Re: [PATCH 1/2] drm/ttm: cleanup and add TTM_PL_FLAG_TEMPORARY

From: "Thomas Hellström (Intel)" <thomas_os@shipmail.org>
To: "Christian König" <christian.koenig@amd.com>,
	"Christian König" <ckoenig.leichtzumerken@gmail.com>,
	"Yu, Lang" <Lang.Yu@amd.com>,
	"dri-devel@lists.freedesktop.org"
	<dri-devel@lists.freedesktop.org>,
	"amd-gfx@lists.freedesktop.org" <amd-gfx@lists.freedesktop.org>
Subject: Re: [PATCH 1/2] drm/ttm: cleanup and add TTM_PL_FLAG_TEMPORARY
Date: Mon, 31 May 2021 14:09:59 +0200	[thread overview]
Message-ID: <7d545d70-8212-3fbe-e803-5198af69f5c2@shipmail.org> (raw)
In-Reply-To: <cd081dda-7430-d891-6b02-8aedda7b67be@amd.com>


On 5/31/21 2:02 PM, Christian König wrote:
> Am 31.05.21 um 13:19 schrieb Thomas Hellström (Intel):
>>
>> On 5/31/21 12:56 PM, Christian König wrote:
>>> Am 31.05.21 um 12:46 schrieb Thomas Hellström (Intel):
>>>>
>>>> On 5/31/21 12:32 PM, Christian König wrote:
>>>>> Am 31.05.21 um 11:52 schrieb Thomas Hellström (Intel):
>>>>>> Hi, Lang,
>>>>>>
>>>>>> On 5/31/21 10:19 AM, Yu, Lang wrote:
>>>>>>> [Public]
>>>>>>>
>>>>>>>> Hi,
>>>>>>>> On 5/27/21 3:30 AM, Lang Yu wrote:
>>>>>>>>> Make TTM_PL_FLAG_* start from zero and add
>>>>>>>>> TTM_PL_FLAG_TEMPORARY flag for temporary
>>>>>>>>> GTT allocation use.
>>>>>>>> GTT is a driver private acronym, right? And it doesn't look like
>>>>>>>> TTM_PL_FLAG_TEMPORARY will be used in core TTM, so should we 
>>>>>>>> instead set
>>>>>>>> aside a mask in the PL flag for driver-private use?
>>>>>>> Hi Thomas,
>>>>>>>
>>>>>>> Thanks for your comments and advice, GTT means Graphics 
>>>>>>> Translation Table here, seems
>>>>>>> a general acronym.
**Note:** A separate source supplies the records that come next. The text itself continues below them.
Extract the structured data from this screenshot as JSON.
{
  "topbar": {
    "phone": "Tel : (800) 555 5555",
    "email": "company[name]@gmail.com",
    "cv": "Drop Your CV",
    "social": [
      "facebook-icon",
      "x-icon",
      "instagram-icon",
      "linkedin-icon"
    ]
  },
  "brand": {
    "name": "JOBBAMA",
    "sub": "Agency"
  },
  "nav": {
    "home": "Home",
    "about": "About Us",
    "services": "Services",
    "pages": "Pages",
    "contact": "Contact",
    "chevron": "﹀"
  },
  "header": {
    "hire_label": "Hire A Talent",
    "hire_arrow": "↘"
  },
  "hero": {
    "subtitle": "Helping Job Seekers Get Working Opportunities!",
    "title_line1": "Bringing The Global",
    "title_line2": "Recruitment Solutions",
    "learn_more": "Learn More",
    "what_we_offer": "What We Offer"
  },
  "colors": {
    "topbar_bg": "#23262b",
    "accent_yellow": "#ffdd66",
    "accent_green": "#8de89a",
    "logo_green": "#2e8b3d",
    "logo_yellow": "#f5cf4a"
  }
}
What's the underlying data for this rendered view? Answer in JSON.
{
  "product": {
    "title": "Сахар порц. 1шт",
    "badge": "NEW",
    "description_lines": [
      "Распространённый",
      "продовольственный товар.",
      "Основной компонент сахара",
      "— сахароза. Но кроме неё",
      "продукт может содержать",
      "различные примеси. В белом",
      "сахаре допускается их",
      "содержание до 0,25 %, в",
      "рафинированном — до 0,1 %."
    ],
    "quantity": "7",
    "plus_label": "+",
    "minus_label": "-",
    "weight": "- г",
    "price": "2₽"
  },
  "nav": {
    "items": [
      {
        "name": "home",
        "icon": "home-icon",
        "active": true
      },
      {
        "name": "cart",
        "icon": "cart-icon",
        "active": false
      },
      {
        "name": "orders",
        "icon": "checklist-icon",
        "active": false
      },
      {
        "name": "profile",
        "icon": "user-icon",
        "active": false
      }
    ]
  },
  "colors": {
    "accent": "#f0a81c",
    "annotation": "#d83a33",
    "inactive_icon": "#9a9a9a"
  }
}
TTM_PL_FLAG_TEMPORARY may also be used by 
>>>>>>> other drives.
>>>>>>> I have made other patches for this. Please help review.
>>>>>>>
>>>>>>> Regards,
>>>>>>> Lang
>>>>>>>
>>>>>> My point was really that the flag naming and documentation should 
>>>>>> reflect what core ttm is doing with that flag. If there is no 
>>>>>> specific core TTM usage, IMO we should move it to a driver 
>>>>>> specific flag to avoid future confusion. In particular a writer 
>>>>>> of a generic TTM resource manager should be able to know without 
>>>>>> looking at an old commit message what the placement flag is 
>>>>>> intended for.
>>>>>>
>>>>>> So here we add a flag where core TTM forces a bo move on validate 
>>>>>> and that's it. And that appears to be how it's used when an 
>>>>>> amdgpu bo is evicted to GTT, (btw should it be accounted in this 
>>>>>> situation?)
>>>>>>
>>>>>> The other use is to force the amdgpu driver to temporarily accept 
>>>>>> it into GTT when there is a lack of space, and IMHO that's a 
>>>>>> driver specific use and we should allocate a mask for driver 
>>>>>> specific flags for that.
>>>>>>
>>>>>> So shouldn't this be two flags, really?
>>>>>
>>>>> Well one flag makes sense for the use case at hand that drivers 
>>>>> want to signal to TTM that an allocation is only temporary and not 
>>>>> considered valid.
>>>>>
>>>>> That we then use this flag to implement temporary GTT allocations 
>>>>> to avoid problems during eviction is just extending that use case.
>>>>>
>>>> OK, but it looked like there were actually two use-cases. One for 
>>>> possibly long-term VRAM evictions to GTT, the other for the 
>>>> temporary use-case where the hop resource allocations sometimes 
>>>> failed. Or did I misunderstand the code?
>>>
>>> Ok sounds like we need more documentation here. That's really one 
>>> use case.
>>>
>>> Key point is we need temporary allocation during multihop which 
>>> should be handled differently to normal allocations.
>>
>> Yes, that part is clear from the patches. The part that I can't fit 
>> into that pattern is why the evict flags when evicting from visible 
>> VRAM to GTT or ordinary VRAM is marked with TTM_PL_FLAG_TEMPORARY. 
>> Wouldn't those remain evicted in that placement until re-validated to 
>> visible VRAM at an unknown future time?
>
> Not necessarily.
>
> The situation we ran into was the following:
> 1. OOM on VRAM, we try to evict.
>
> 2. GTT space is used up as well, ok evict directly to SYSTEM.
>
> 3. For VRAM->SYSTEM eviction we use a temporary bounce buffer.
>
> 4. Waiting for the bounce buffer to become idle is interrupted by a 
> signal so BO is still backed by bounce buffer.
>
> 5. Next CS, BO is validated with VRAM|GTT. TTM sees that it is in GTT 
> and doesn't move the buffer.
>
> 6. CS goes into nirvana because bounce buffers are not meant to be 
> used for CS (we can ignore alignment and accounting for them).
>
Yes, makes sense to me.

/Thomas